I just picked up a book by Harold Kushner called Living a Life that Matters. I’m only on page six but I’ll pretend to know what I’m talking about. Up to page six, he discusses the basic human need to to believe we are important, and how that often clashes with another basic human need: to believe that we are good. I found this interesting and am anxious to see what happens beyond page six. I cannot progress past page six, however, because my important+good husband has stolen the book from me and is reading it as I type.
This is a “quirk” (mass euphemism) of his: I bring home books that I am excited about, tell him the premise, then spend the next week frantically looking for said book. Unfailingly, said book is artfully placed in his car/under his side of the bed/between the couch cushions; anywhere I won’t see it for at least a few days. I wail madly around the house–it was just here!–as Derrick mumbles something quietly and backpeddles to another room. When, days later, I finally discover the precious book I swoop it up triumphantly, only to find my husband’s drivers license or a dollar bill stuck between two pages near the book’s end.
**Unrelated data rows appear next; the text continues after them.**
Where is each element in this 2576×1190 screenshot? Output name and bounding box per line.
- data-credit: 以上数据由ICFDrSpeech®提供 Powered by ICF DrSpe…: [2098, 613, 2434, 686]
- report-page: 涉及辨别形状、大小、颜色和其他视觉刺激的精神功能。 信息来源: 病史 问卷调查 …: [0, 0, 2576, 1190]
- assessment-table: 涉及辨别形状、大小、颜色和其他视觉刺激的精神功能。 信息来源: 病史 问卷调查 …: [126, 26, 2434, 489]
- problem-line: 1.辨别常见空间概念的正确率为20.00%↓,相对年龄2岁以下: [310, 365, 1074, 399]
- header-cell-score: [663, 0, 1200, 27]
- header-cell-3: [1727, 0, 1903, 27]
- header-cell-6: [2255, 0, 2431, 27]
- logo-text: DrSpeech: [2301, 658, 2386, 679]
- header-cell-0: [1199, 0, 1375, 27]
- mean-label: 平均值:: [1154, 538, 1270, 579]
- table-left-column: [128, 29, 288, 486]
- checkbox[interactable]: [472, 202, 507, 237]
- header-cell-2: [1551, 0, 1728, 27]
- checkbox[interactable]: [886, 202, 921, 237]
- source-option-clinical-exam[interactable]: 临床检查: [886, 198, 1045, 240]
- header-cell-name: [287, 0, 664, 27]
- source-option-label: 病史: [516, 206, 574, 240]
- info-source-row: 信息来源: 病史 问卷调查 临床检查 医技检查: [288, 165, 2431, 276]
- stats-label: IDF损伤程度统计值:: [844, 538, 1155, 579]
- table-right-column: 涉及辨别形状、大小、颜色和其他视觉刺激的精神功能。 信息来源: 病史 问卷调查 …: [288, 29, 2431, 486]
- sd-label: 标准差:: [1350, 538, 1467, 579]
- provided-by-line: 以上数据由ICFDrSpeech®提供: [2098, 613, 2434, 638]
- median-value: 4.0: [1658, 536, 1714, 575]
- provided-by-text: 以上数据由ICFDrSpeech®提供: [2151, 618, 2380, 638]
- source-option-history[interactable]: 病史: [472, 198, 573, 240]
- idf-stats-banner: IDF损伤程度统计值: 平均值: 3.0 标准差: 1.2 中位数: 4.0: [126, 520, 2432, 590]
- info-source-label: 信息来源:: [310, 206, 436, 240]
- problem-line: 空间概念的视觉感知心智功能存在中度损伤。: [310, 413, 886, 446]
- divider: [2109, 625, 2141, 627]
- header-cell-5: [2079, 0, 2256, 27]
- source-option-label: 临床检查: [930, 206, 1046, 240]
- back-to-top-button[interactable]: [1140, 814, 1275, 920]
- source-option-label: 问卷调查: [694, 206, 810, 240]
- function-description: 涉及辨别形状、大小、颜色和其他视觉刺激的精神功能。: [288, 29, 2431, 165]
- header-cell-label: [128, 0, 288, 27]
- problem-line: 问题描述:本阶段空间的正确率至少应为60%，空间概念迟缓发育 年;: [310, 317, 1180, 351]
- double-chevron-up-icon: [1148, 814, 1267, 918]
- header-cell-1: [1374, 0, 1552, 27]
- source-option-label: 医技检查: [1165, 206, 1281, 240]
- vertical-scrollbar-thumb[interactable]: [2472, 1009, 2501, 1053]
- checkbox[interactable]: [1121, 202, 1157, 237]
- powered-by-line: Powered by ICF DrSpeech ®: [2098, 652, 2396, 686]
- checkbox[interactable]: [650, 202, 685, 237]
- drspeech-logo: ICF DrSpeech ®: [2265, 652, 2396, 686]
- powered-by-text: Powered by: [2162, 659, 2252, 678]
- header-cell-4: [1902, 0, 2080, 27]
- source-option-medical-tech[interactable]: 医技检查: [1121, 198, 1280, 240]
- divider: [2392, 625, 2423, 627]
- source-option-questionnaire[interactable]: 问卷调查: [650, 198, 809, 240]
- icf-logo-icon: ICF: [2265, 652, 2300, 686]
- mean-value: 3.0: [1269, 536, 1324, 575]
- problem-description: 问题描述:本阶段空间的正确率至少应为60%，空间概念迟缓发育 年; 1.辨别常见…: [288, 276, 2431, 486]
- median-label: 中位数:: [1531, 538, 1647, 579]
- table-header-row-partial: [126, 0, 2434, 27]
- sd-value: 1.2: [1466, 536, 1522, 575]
This tells me that a) he has, once again, stolen my book, and b) he has been reading it behind my back. This reminds me that a) he shares some of my intellectual interests, and b) he is dishonest.
I’ll take b if it means I get a. Some might call it settling. I call it choosing my battles. (Mass euphemism.)
So while my husband sits on the couch downstairs, reading about living a better life from the book he ripped off, I sit at my keyboard musing over why he’s an important and good father:
- He tries his hardest at everything he does. Important
- He shows his kids how to try their hardest, too. Good.
- He shows integrity in everything he does outside our home. Important.
- He expects integrity from everyone inside our home. Good.
- He teaches his kids, by example, how to work hard. Important.
- He plays with his kids, hard, when he’s done working. Good.
- He is optimistic by nature. Important.
- He is loving by nature. Good.
- He doesn’t think much of himself, so he cares little about what others think of him. Important.
- Instead, he cares about how others feel about themselves. Good.
You see how it works? My husband is important and good. Important to me, important to our children, good to us all. I feel important and good for having married him. And smart. And lucky.
This is a picture he had taken for some brochure at work, and yes, he felt like a jack-a through the whole thing. He’ll be so mad at me for posting this. I can’t wait.
Scraping dead birds out of our kitchen vent wherein they were trapped last month. He was very, very good to do this for me.
Happy Father’s Day, Derrick. We love you for all the important goodness you bring to our world.
And I love you, personally, for being my world.